Wat het IMF niet eist
Er zijn daarentegen twee hervormingen die het IMF niet eist en die nochtans een grote impact zouden hebben op het deficit van de Oekraïense overheid. De grote fortuinen van de oligarchen genieten van talrijke wettelijk toegestane middelen om belastingen te ontwijken. Zij kunnen ongehinderd blijven doorgaan met het uitvoeren van hun kapitaal naar belastingparadijzen in het buitenland.
Het aankoopbeleid van de overheid is door en door corrupt. De Oekraïense staat gaat er onverminderd mee door om buitensporige bedragen te betalen voor de bestellingen die ze bij de bedrijven van de oligarchen plaatsen. Ook hierover stelt het IMF geen eisen.
De enige directe bezorgdheid van het IMF bestaat er volgens econoom Joseph Stiglitz blijkbaar in ervoor te zorgen dat de Europese en Amerikaanse banken, die leningen hebben uitstaan in Oekraïne, gewoon verder afbetaald worden.

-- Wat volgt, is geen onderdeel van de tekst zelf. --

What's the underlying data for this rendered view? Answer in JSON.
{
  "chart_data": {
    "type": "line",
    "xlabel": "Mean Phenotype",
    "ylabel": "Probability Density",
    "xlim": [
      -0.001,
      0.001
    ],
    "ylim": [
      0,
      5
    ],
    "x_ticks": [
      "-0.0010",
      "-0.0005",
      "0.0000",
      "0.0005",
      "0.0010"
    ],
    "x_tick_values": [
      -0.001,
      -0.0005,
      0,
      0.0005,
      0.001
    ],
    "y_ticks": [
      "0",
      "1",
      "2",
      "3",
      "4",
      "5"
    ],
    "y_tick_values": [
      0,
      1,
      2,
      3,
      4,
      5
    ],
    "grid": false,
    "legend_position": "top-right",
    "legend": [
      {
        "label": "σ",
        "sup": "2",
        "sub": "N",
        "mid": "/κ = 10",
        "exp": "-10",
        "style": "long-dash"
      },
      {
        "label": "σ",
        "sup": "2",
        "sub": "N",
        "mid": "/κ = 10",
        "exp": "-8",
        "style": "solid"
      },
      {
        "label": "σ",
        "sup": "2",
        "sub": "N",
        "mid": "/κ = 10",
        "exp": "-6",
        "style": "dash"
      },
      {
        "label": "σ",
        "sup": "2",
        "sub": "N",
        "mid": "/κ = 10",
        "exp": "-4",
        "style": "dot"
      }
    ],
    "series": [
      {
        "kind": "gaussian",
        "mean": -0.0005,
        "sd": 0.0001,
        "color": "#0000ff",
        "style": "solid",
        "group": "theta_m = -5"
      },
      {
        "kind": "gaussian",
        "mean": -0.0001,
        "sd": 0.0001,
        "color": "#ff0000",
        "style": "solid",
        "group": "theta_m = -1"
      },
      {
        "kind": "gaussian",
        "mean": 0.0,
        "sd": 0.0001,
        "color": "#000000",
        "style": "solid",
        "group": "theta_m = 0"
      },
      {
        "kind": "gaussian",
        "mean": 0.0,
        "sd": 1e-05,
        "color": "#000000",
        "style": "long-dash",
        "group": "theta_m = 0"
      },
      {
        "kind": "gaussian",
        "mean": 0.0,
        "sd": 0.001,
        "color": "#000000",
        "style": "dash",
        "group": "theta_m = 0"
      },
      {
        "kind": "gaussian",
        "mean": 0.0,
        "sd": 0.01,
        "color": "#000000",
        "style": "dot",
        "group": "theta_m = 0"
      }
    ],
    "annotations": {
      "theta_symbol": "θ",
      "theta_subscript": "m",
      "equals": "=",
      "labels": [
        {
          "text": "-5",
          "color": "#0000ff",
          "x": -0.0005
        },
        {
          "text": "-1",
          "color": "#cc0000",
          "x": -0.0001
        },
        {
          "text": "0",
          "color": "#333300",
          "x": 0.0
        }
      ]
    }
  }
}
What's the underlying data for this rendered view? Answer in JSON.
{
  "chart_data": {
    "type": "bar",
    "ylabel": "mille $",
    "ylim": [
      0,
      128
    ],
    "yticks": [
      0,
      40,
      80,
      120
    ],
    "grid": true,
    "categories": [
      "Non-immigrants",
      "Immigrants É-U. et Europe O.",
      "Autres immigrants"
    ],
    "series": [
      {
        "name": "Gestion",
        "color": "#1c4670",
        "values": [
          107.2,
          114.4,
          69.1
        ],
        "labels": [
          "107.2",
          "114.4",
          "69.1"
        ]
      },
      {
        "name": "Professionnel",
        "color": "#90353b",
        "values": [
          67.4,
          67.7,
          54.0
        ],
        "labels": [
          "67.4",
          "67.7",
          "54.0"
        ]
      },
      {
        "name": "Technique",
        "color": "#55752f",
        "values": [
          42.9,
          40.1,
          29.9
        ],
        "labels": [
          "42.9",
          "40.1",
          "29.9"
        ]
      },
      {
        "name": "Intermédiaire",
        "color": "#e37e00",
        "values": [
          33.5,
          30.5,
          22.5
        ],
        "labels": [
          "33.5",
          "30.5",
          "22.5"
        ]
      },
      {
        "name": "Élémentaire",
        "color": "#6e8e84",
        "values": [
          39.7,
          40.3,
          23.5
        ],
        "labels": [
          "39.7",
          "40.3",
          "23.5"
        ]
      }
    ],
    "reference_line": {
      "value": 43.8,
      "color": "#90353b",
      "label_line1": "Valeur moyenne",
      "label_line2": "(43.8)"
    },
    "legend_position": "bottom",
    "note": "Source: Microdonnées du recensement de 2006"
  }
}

Kortom, de gewone Oekraïner – in alle delen van het land – wacht een wrange toekomst. De vraag is hoe het westelijke deel van Oekraïne hierop zal reageren. De landelijke gebieden daar zullen immers het zwaarst worden getroffen. Pro-Russische protesten zijn niet de laatste zorgen voor de regering in Kiev.